O acto transformador de João Leonardo, assim descrito, convida a leituras políticas. Mas ao olharmos para a mesa e, sobretudo, para as telas, onde as beatas compõem grelhas, figuras ou superfícies cromáticas, ou as cinzas e o tabaco inventam monocromos, pensamos de imediato noutra palavra: alquimia. "Esteve sempre presente. No estúdio estive sempre a pensar em processos de transformação, para gerar, a partir desse resíduo, um certo refinamento estético".

A elegância formal das peças não impede, nem esconde, a acção e a resistência do corpo. Por exemplo, na tela que o artista preencheu com a frase "breath in, breath out": "Vejo-a como representação muito abstracta da vida. Nascemos a inspirar o ar e quando morremos expiramo-lo.

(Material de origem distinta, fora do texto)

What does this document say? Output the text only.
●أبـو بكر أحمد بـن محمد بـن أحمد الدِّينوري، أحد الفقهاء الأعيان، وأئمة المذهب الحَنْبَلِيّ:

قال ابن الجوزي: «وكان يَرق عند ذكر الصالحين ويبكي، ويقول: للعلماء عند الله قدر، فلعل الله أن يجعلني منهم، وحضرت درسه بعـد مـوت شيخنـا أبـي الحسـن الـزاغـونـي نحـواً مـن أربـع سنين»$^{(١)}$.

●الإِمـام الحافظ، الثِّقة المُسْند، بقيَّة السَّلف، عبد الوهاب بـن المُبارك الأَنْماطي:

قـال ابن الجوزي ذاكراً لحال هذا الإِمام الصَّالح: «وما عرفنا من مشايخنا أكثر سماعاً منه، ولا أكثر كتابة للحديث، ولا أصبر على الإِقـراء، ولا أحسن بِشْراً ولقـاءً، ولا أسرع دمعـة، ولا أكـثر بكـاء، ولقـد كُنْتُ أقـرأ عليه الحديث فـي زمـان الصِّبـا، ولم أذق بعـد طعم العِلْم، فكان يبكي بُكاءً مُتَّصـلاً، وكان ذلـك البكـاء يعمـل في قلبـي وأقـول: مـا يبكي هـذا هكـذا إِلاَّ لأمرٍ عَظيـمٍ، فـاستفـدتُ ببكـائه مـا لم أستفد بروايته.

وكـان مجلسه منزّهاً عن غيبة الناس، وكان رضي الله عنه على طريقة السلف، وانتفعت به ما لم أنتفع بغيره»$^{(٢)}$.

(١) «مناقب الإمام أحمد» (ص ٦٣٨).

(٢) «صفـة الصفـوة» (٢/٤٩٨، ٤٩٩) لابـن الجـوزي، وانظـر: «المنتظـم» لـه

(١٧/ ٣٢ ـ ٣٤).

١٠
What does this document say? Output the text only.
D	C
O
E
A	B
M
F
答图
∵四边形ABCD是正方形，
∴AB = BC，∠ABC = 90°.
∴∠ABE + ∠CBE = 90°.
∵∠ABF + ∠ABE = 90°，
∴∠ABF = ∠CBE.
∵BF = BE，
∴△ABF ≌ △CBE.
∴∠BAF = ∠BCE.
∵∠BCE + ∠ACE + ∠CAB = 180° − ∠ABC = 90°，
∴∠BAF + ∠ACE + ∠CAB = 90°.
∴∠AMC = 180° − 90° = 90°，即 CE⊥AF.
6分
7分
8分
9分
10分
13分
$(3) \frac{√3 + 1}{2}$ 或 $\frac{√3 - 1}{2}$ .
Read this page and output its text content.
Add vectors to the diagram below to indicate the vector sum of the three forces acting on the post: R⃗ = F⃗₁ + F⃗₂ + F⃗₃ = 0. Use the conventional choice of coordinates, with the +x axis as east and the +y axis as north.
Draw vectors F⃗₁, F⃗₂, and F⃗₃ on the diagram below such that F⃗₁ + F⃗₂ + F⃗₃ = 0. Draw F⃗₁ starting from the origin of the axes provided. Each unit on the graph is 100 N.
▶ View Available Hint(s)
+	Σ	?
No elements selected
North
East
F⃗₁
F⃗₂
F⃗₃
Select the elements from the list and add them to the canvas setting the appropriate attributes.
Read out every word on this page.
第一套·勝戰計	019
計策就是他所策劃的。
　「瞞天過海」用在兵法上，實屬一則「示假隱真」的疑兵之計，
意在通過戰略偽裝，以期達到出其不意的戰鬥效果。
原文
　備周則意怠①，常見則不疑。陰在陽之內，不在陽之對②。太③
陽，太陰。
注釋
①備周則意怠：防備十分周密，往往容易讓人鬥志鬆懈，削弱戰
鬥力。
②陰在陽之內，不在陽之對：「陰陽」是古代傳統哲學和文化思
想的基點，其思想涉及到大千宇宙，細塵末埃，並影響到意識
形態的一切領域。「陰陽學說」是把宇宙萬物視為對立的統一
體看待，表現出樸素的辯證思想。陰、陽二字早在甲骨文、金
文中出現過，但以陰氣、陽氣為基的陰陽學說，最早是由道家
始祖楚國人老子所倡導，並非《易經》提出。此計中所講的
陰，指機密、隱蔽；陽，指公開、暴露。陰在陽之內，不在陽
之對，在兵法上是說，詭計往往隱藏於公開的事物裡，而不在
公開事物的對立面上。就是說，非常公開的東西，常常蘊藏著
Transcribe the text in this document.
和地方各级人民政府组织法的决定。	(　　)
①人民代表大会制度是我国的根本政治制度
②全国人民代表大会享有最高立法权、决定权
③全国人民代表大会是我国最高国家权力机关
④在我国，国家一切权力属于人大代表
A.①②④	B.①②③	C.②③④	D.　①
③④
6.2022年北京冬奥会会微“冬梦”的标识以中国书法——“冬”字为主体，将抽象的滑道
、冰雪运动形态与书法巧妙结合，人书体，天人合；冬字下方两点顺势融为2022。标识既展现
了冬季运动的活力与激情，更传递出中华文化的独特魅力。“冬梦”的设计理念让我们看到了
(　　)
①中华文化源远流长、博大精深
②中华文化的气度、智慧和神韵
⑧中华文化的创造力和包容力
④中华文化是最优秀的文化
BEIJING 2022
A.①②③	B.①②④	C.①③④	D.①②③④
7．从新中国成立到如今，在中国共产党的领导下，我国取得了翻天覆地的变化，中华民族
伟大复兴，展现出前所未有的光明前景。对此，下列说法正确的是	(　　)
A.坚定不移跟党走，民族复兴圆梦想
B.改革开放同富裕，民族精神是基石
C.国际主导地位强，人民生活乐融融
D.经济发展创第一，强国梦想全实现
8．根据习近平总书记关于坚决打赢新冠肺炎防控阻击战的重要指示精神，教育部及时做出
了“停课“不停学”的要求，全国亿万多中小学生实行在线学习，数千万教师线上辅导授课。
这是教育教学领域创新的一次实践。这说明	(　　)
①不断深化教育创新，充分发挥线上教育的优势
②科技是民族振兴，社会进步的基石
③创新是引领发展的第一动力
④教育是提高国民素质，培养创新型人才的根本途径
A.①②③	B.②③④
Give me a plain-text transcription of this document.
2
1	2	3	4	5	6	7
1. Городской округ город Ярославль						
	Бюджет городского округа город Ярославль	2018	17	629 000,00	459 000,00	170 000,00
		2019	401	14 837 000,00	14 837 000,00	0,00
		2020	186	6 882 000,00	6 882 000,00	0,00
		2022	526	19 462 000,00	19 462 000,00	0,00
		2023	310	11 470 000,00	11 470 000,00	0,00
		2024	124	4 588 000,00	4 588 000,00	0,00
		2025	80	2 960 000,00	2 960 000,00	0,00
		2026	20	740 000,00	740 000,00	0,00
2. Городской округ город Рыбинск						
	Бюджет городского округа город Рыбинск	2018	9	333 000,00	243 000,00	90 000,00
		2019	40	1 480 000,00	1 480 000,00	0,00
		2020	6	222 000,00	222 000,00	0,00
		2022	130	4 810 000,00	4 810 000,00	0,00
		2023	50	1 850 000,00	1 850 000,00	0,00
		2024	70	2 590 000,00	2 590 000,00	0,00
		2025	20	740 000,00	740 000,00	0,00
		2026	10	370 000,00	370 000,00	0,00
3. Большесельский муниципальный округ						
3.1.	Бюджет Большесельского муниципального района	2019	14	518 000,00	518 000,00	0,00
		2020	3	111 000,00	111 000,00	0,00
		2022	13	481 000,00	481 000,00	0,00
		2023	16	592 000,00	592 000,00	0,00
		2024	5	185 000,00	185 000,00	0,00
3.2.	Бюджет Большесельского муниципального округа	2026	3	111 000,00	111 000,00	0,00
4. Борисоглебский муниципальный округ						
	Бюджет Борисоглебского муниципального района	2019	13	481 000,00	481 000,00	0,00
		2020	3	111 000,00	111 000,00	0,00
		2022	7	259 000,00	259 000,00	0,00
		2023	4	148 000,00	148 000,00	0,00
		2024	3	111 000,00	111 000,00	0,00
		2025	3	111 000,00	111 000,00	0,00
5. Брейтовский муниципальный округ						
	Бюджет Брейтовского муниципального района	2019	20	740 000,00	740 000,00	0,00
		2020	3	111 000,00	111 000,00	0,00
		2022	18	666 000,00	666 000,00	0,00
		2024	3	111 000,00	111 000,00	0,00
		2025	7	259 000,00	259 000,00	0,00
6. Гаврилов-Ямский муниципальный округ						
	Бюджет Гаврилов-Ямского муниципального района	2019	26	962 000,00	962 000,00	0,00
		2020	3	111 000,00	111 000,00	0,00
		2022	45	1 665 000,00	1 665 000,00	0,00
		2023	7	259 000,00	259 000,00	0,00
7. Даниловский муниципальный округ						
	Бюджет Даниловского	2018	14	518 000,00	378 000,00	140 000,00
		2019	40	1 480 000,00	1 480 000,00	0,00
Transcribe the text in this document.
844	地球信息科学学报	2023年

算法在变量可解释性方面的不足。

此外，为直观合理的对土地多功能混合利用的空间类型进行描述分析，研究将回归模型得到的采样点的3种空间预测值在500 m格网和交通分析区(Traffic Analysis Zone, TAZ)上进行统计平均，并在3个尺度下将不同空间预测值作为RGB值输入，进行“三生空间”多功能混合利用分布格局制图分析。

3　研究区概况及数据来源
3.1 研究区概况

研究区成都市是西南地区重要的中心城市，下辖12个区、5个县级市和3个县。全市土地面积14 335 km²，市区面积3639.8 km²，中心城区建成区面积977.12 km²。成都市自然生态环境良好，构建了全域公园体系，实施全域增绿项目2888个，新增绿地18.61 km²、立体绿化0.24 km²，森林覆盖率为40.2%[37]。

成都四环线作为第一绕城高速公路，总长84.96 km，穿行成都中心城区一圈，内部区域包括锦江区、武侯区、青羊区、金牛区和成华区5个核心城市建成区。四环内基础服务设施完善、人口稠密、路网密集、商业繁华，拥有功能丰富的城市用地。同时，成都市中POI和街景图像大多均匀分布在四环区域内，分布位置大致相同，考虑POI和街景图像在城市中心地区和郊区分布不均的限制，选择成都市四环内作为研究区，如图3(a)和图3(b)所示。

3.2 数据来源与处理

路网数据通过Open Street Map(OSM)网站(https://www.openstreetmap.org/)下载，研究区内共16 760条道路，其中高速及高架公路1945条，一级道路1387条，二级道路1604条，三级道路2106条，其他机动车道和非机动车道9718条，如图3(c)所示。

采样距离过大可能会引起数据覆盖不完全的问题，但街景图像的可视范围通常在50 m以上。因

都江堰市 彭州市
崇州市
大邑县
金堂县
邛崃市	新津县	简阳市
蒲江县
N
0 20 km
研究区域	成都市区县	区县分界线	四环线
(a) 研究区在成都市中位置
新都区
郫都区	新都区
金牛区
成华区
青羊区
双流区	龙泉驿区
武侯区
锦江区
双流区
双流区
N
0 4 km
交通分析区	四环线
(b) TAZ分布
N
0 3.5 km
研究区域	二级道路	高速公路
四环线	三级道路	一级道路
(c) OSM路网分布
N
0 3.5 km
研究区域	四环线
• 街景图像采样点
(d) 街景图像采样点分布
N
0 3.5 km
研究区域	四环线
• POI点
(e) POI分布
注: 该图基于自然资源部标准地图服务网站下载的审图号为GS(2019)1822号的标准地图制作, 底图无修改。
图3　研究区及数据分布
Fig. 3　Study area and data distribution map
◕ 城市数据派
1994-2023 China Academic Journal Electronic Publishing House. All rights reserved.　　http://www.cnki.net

A nicotina é algo que introduzimos nesse movimento, uma droga, uma interferência". O corpo também é evocado nos inquietantes bustos, construídos meticulosamente à base de beatas: "Foram das peças mais físicas que fiz até hoje, pois tive o molde em gesso sobre a minha cara".

"One Hundred and Six Columns, Four Heads and One Table" resultou de uma residência de um ano na Internationales Künstlerhaus Villa Condordia, na Alemanha (onde foi apresentada em Fevereiro). E representa um momento marcante no percurso de Leonardo. "Creio que desenvolvi uma linguagem visual própria. Nesse sentido [a residência] foi muito importante. Convidaram-me a trabalhar com as melhores condições. Tive um ateliê, um apartamento para viver e um ordenado ao fim do mês". Desde 2007, dois anos depois de vencer o Prémio EDP-Novos Artistas, que não vive em Portugal. "Nesse ano, no âmbito de um intercâmbio com Escola Maumaus, fui fazer um semestre de investigação na Malmö Art Academy, na Suécia. Pedir para fazer o mestrado e fiquei lá mais dois anos, até hoje".

De volta à rua, o artista acende novo cigarro. "Ainda não esgotei as possibilidades deste objecto. Quero fazer mais uma ou duas exposições com as beatas. Aliás, concebi algumas peças que, não fosse a falta de condições e tempo, já podiam estar nesta exposição. São esculturas da maior escala". Guarda a beata e prossegue: "Para mim a escultura é absolutamente fascinante. Tem uma tradição milenar e ao mesmo tempo qualquer coisa que é inatingível pelo cinema e a pintura. Uma presença física, de um objecto real. Cria uma resposta afectiva na pessoa que vê, um fascínio que não se esgota. Sinto que tenho de responder a isso".